Alternatively, use the l2bridge driver for direct Layer 2 connectivity to the host’s SDN-connected switch:

docker network create -d l2bridge --subnet 192.168.200.0/24 --gateway 192.168.200.1 -o com.docker.network.windowsshim.networkname=SDNSwitch TenantNetwork

Step 4: Start a Container on the SDN Network

Run a container and attach it to the SDN-managed network:

docker run -it --network SDNNetwork --ip 192.168.100.10 mcr.microsoft.com/windows/servercore:ltsc2016 cmd

From within the container, verify the IP address and network connectivity:

ipconfig /all

Step 5: Configure SDN Access Control Lists for Containers

One of the key benefits of SDN container networking is the ability to apply Network Controller ACLs to container traffic. Define an ACL policy using Network Controller REST API or PowerShell. The following example allows HTTP and HTTPS traffic while blocking all other inbound traffic to a container endpoint:

$aclRules = @()
$aclRules += New-Object PSObject -Property @{Priority=100;Protocol="TCP";SourceAddressPrefix="*";SourcePortRange="*";DestinationAddressPrefix="*";DestinationPortRange="80";Action="Allow";Direction="Inbound"}
$aclRules += New-Object PSObject -Property @{Priority=110;Protocol="TCP";SourceAddressPrefix="*";SourcePortRange="*";DestinationAddressPrefix="*";DestinationPortRange="443";Action="Allow";Direction="Inbound"}
$aclRules += New-Object PSObject -Property @{Priority=65000;Protocol="*";SourceAddressPrefix="*";SourcePortRange="*";DestinationAddressPrefix="*";DestinationPortRange="*";Action="Deny";Direction="Inbound"}

Step 6: Verify Container Network Policies

Use the Host Networking Service (HNS) PowerShell module to inspect network endpoints created by Docker for containers:

Import-Module .HNS.psm1
Get-HnsNetwork

Get-HnsEndpoint

These commands show all HNS networks and the endpoints (container network interfaces) created for each running container.

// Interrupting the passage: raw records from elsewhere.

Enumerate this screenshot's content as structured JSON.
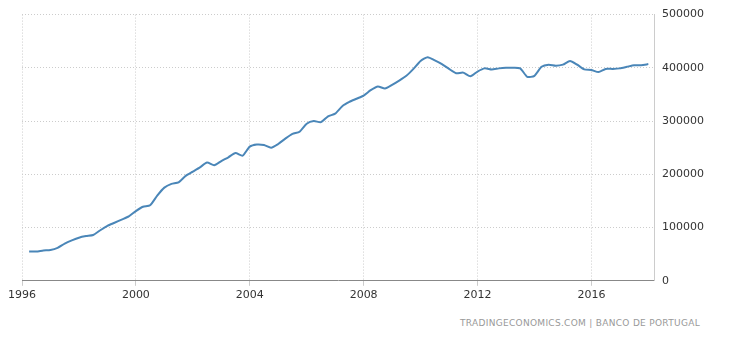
{
  "chart_data": {
    "type": "line",
    "source": "TRADINGECONOMICS.COM | BANCO DE PORTUGAL",
    "x": [
      1996.25,
      1996.5,
      1996.75,
      1997.0,
      1997.25,
      1997.5,
      1997.75,
      1998.0,
      1998.25,
      1998.5,
      1998.75,
      1999.0,
      1999.25,
      1999.5,
      1999.75,
      2000.0,
      2000.25,
      2000.5,
      2000.75,
      2001.0,
      2001.25,
      2001.5,
      2001.75,
      2002.0,
      2002.25,
      2002.5,
      2002.75,
      2003.0,
      2003.25,
      2003.5,
      2003.75,
      2004.0,
      2004.25,
      2004.5,
      2004.75,
      2005.0,
      2005.25,
      2005.5,
      2005.75,
      2006.0,
      2006.25,
      2006.5,
      2006.75,
      2007.0,
      2007.25,
      2007.5,
      2007.75,
      2008.0,
      2008.25,
      2008.5,
      2008.75,
      2009.0,
      2009.25,
      2009.5,
      2009.75,
      2010.0,
      2010.25,
      2010.5,
      2010.75,
      2011.0,
      2011.25,
      2011.5,
      2011.75,
      2012.0,
      2012.25,
      2012.5,
      2012.75,
      2013.0,
      2013.25,
      2013.5,
      2013.75,
      2014.0,
      2014.25,
      2014.5,
      2014.75,
      2015.0,
      2015.25,
      2015.5,
      2015.75,
      2016.0,
      2016.25,
      2016.5,
      2016.75,
      2017.0,
      2017.25,
      2017.5,
      2017.75,
      2018.0
    ],
    "values": [
      55000,
      55000,
      57000,
      58000,
      62000,
      70000,
      76000,
      81000,
      84000,
      86000,
      95000,
      103000,
      109000,
      115000,
      121000,
      131000,
      139000,
      142000,
      160000,
      175000,
      182000,
      185000,
      197000,
      205000,
      213000,
      222000,
      217000,
      225000,
      232000,
      240000,
      235000,
      252000,
      256000,
      255000,
      250000,
      257000,
      267000,
      276000,
      280000,
      295000,
      300000,
      298000,
      309000,
      314000,
      328000,
      336000,
      342000,
      348000,
      358000,
      365000,
      361000,
      368000,
      376000,
      385000,
      398000,
      413000,
      420000,
      414000,
      407000,
      398000,
      390000,
      391000,
      384000,
      393000,
      399000,
      397000,
      399000,
      400000,
      400000,
      399000,
      383000,
      385000,
      402000,
      406000,
      404000,
      406000,
      413000,
      406000,
      397000,
      396000,
      392000,
      398000,
      398000,
      399000,
      402000,
      405000,
      405000,
      407000
    ],
    "color": "#4a86b8",
    "xlim": [
      1996,
      2018.2
    ],
    "xticks": [
      1996,
      2000,
      2004,
      2008,
      2012,
      2016
    ],
    "ylim": [
      0,
      500000
    ],
    "yticks": [
      0,
      100000,
      200000,
      300000,
      400000,
      500000
    ],
    "grid": true
  }
}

The endpoint details include the container IP, MAC address, and VSID used for SDN encapsulation.

Step 7: Configure Load Balancing for Container Services

The SDN Software Load Balancer can distribute traffic to container-hosted services. Create a load balancer VIP that distributes TCP traffic to multiple container endpoints:

docker service create --name webservice --publish published=8080,target=80 --replicas 3 --network SDNNetwork mcr.microsoft.com/windows/servercore:ltsc2016

The SDN SLB will handle distributing incoming requests to the container replicas across the available hosts.

Troubleshooting

If containers cannot reach the network, check the HNS event log, verify the Docker network configuration, and confirm Network Controller policies are correctly distributed to the host. Restart the HNS service if networks are in an inconsistent state:

Stop-Service hns
Start-Service hns

Container networking with SDN in Windows Server 2016 bridges the gap between containerized microservices and enterprise-grade network policy management, enabling consistent security and routing policies across VMs and containers alike.